Puluhan ribu orang berebut kue apem dalam ritual Yaqowiyu yang dilangsungkan di Jatinom, Klaten setiap hari Jumat setelah tanggal 15 Jawa bulan Sapar. Apem yang diperebutkan dalam prosesi sebaran apem dipercaya membawa berkah.

Pasar Cokrokembang

Jadi ini desainnya?
Pasar Cokrokembang merupakan satu dari sepuluh pasar tradisional percontohan yang digarap oleh Kementerian Perdagangan RI tahun 2011. Alokasi dana untuk revitalisasi Pasar Cokrokembang yang berlokasi di Kecamatan Polanharjo, Klaten ini adalah sebesar Rp 9 miliar. Pasar dengan luas sekitar 9 ribu meter persegi ini mulai direvitalisasi pada Juli 2011, selesai November 2011 dan diresmikan pada Januari 2012 oleh Menteri Perdagangan RI Gita Wirjawan. Pada tahun 2012, Kementerian Perdagangan kembali mengusung proyek pasar tradisional percontohan. Kali ini jumlah pasar yang akan direvitalisasi adalah 20 pasar tradisional yang tersebar di Indonesia.

Horeeee,,, Bisa Mainan Pake Laptop

Hore, Aku Dapat Laptop!


Sebanyak 281 siswa tidak mampu dari 10 Rintisan Sekolah Berstandar Internasional (RSBI) Solo menerima bantuan laptop. Laptop bermerek Sirion Esemka yang merupakan rakitan anak-anak SMK di Solo. Total dana yang dialokasikan Rp 854.250.000,- bersumber dari APBD Perubahan 2011.

7.1.12

Merapi dan Paryati



Mulai Hijau
Hal yang paling kuingat saat bermain ke Merapi, tepatnya di Desa Balerante, adalah seorang wanita bernama Paryati (35). Wanita berkulit hitam terpanggang sinar matahari itu melihat dengan sinis ketika aku mendekati rumahnya. Saat itu dia sedang memasak di depan rumahnya yang berupa shelter.

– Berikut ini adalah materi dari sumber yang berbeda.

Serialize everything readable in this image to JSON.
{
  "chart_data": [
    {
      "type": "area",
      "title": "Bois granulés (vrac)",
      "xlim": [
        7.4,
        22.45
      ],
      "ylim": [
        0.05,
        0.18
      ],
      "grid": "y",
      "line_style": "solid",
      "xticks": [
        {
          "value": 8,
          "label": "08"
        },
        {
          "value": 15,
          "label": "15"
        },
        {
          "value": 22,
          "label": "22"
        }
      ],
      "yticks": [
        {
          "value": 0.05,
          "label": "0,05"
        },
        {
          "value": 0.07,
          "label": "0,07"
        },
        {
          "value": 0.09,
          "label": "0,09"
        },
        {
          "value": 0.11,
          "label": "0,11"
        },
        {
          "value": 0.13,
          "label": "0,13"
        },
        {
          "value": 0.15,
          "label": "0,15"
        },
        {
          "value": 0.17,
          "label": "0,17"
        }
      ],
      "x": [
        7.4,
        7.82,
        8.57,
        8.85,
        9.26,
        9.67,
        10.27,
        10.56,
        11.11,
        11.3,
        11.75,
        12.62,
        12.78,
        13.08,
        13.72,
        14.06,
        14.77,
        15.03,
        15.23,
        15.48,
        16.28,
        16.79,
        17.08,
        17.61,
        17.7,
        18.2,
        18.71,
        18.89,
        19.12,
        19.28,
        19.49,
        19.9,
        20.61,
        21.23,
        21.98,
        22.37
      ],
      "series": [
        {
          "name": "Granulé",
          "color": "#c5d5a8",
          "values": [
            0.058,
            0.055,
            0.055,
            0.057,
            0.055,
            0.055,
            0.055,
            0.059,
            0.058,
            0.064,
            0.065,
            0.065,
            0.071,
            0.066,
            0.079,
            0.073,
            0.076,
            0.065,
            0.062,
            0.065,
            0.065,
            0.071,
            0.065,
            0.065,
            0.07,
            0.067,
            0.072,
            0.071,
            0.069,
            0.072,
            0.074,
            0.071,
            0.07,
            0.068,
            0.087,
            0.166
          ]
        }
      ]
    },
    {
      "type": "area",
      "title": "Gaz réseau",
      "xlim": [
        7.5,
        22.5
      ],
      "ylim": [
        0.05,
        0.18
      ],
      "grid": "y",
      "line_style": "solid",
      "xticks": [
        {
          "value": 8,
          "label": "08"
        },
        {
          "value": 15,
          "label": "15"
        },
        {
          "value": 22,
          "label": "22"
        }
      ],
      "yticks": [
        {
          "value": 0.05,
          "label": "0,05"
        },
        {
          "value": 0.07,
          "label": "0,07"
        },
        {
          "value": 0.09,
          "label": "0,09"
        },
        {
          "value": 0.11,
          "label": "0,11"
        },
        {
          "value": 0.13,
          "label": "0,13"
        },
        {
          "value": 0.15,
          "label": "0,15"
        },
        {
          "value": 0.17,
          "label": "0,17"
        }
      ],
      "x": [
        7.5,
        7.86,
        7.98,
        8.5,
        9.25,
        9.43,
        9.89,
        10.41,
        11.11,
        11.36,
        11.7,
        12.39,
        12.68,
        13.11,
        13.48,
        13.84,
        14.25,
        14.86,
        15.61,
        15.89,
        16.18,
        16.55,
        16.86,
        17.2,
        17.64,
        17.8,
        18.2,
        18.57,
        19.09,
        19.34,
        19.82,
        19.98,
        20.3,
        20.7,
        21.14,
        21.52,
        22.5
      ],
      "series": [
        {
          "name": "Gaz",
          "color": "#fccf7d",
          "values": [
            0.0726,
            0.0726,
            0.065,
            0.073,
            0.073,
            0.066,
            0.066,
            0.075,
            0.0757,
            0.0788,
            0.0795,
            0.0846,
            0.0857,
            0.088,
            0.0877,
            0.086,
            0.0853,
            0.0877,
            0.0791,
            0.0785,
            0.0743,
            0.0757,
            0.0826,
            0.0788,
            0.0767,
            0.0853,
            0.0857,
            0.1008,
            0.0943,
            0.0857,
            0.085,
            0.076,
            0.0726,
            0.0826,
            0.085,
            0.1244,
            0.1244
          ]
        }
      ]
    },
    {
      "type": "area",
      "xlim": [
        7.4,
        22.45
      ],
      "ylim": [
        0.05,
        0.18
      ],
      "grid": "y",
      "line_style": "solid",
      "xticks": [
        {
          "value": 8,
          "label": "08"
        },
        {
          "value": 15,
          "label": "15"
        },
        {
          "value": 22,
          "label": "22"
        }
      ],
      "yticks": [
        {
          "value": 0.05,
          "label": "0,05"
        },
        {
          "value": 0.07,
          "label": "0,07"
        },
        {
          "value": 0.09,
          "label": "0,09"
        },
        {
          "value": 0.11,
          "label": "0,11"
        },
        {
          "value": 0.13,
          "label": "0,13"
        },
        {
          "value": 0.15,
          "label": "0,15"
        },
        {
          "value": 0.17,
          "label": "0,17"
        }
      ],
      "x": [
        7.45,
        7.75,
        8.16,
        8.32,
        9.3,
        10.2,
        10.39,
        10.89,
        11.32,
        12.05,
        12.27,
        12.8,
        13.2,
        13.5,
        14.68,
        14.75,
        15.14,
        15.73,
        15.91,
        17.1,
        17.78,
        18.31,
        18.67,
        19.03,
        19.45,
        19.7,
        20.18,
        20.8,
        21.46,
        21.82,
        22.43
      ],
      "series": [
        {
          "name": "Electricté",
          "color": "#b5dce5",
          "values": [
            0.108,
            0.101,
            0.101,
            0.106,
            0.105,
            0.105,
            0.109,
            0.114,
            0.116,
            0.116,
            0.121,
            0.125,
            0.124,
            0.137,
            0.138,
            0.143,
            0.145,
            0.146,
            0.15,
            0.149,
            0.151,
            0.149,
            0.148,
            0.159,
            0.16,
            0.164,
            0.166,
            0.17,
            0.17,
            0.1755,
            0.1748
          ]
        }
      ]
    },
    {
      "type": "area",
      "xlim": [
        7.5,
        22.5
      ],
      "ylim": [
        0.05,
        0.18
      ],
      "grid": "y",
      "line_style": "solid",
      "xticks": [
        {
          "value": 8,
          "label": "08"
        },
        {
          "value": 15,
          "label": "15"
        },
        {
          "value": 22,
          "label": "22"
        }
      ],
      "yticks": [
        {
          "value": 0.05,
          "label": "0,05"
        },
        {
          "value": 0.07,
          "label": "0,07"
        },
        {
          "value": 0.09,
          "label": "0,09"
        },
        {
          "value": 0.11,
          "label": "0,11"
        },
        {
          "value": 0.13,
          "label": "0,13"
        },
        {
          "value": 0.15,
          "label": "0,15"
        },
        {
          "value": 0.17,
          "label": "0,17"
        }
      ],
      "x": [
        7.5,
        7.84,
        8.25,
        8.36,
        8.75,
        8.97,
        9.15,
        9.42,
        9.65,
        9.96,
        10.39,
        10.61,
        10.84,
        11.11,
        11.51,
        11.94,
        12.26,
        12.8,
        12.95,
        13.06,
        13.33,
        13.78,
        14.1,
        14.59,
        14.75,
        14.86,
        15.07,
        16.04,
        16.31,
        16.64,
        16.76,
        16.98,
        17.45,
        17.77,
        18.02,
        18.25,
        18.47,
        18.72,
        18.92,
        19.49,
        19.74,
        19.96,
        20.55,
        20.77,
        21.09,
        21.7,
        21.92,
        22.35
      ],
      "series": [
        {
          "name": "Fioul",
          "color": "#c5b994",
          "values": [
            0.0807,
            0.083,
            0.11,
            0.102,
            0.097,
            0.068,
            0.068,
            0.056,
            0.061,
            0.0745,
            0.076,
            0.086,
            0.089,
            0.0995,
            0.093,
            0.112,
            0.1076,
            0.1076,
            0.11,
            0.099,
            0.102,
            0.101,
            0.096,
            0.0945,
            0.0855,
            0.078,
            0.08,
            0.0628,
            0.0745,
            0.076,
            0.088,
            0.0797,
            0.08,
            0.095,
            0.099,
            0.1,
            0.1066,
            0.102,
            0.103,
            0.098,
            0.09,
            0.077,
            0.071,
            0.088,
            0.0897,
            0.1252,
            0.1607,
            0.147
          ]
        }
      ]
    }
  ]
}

Seperti biasa, aku memulai perbincangan dengan obrolan-obrolan ringan seputar kondisi sekitar kami saat itu. Tanpa disangka, Paryati langsung to the point. “Sampeyan ini wartawan mau apa? Tanya-tanya terus. Mondar-mandir ke sana ke sini. Tanya sana tanya sini. Tapi tidak ada apa-apanya. Memberi bantuan juga tidak,” serang Paryati.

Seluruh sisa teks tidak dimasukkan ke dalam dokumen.